In the last thirty years, significant
debate has ensued over the legacies of 1968. Indeed, many would argue that the so-called "culture
wars" that emerged from the conflicts
of the seventies have become a defining
aspect of current national and international
debates.
Yet we can draw several conclusions from our study of the "revolutions" of 1968. First, most governments responded during the late 1960s and 1970s to protesters' demands for access
to higher education, one of the greater causes of contention. In the United States, Britain, and elsewhere in Europe,
authorities increased funding for existing
universities, opened admission to
larger portions of the electorate, and embarked on extensive building sprees. Although the reforms
did increase enrollment, they did not
fundamentally restructure higher education.

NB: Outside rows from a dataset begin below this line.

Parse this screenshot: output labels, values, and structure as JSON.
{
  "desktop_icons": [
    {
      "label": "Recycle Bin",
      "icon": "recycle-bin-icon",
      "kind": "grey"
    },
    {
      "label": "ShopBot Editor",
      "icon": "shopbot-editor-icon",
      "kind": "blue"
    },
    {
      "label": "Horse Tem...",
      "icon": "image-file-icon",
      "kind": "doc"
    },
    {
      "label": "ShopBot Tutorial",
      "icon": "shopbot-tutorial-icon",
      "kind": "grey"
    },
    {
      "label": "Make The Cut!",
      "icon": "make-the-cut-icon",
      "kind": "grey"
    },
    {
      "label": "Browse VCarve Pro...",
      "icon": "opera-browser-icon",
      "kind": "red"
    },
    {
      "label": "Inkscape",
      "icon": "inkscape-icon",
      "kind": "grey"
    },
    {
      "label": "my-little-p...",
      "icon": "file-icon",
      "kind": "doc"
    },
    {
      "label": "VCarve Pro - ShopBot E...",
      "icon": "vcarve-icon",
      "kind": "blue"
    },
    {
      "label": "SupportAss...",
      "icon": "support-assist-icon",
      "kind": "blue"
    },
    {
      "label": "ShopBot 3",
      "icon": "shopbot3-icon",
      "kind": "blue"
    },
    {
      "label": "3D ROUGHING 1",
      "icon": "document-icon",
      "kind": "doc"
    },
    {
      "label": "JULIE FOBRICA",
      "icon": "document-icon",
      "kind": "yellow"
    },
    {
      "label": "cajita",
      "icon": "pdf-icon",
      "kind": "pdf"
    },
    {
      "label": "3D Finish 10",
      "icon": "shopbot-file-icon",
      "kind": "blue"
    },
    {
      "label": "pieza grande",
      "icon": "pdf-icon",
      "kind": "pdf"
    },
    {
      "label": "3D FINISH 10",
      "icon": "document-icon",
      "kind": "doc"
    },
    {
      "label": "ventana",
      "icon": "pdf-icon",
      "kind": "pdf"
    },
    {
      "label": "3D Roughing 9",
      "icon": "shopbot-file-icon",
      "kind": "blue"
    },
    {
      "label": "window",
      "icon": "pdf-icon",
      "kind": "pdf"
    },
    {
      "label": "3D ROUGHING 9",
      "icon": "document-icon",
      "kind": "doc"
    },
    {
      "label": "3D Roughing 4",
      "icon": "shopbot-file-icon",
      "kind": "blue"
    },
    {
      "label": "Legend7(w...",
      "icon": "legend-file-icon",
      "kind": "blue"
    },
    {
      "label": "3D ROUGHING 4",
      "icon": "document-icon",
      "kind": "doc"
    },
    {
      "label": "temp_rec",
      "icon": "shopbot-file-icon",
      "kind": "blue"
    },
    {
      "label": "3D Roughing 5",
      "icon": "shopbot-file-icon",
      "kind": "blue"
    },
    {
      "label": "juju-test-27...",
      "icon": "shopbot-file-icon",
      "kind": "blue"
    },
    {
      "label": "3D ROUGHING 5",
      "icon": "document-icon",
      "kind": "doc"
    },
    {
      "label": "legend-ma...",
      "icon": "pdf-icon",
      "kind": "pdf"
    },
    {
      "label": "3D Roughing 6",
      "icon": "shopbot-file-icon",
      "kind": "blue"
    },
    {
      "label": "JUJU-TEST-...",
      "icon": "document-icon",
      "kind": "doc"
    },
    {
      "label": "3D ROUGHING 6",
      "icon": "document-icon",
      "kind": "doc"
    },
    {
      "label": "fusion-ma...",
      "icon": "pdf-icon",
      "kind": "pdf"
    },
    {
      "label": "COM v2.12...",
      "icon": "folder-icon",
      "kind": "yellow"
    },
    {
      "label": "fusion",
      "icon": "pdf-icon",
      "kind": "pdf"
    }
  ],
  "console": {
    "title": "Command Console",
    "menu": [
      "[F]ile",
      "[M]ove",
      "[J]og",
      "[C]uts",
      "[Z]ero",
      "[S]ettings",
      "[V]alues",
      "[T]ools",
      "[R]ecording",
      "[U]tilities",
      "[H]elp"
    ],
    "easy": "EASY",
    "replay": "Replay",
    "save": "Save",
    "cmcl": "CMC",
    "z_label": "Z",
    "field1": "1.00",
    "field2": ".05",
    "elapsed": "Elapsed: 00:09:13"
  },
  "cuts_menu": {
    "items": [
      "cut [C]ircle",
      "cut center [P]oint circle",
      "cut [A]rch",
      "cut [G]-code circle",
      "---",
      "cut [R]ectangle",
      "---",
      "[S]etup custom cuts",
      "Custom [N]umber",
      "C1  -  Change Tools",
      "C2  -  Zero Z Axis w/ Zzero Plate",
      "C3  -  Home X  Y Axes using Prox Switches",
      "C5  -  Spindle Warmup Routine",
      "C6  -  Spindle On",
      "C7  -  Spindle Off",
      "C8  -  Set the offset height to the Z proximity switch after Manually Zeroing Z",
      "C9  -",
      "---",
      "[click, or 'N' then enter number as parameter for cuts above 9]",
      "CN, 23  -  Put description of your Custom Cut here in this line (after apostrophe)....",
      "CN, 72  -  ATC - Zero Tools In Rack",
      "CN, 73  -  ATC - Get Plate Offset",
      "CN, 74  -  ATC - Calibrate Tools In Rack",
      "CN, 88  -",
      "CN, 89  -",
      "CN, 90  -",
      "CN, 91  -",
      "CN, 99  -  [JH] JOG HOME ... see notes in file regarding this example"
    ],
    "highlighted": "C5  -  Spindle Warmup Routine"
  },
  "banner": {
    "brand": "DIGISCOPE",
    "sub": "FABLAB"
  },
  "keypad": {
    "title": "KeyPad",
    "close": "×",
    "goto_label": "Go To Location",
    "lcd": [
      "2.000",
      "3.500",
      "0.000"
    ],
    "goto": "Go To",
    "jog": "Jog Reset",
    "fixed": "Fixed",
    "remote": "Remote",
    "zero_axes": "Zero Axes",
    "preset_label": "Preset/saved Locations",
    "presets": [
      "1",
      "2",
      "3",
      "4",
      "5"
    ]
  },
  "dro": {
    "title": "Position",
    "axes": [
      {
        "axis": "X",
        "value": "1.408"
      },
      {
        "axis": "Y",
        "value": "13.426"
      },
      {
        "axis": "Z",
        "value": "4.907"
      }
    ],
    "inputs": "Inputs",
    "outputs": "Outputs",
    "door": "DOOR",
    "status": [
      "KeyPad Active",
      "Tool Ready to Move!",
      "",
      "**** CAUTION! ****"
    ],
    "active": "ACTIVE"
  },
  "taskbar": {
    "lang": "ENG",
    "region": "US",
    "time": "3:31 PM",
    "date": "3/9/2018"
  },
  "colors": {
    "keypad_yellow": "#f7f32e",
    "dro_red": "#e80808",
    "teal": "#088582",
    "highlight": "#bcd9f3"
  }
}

Second, if 1968 can be viewed as a component of the Cold
War, the legacies of the year of protest prove more divergent, more subterranean, and
perhaps more profound. Although Humphrey lost the 1968 election
to Richard Nixon, the crises of 1968 meant that America's
time in Vietnam was limited. In 1973, the United States finally withdrew from Vietnam, an act that precipitated the collapse of South Vietnam
in 1975. Czechoslovakia returned to the Socialist fold after
the invasion of 1968, yet many have argued since that the ideological
roots of the fall of the Berlin Wall took shape in
the fertile soil of Prague Spring.
Finally, while the revolutionary dreams of students in Paris
and Chicago failed
to come true at the time, many of the protest movements of the
last 30 years trace their roots
to the calls for revolution by the student revolutionaries of '68. The feminist
movement, the modern environmental
movement, the squatters movement, and the human
rights movement all trace their intellectual
heritage, at least in part, to the barricades constructed in the sixties.
In Prague, dissidents continued to act as a
thorn in the side of the Communist Party throughout
the seventies and eighties. One such participant of Prague Spring, Vaclev Havel, even rose to
lead the country after the fall of communism.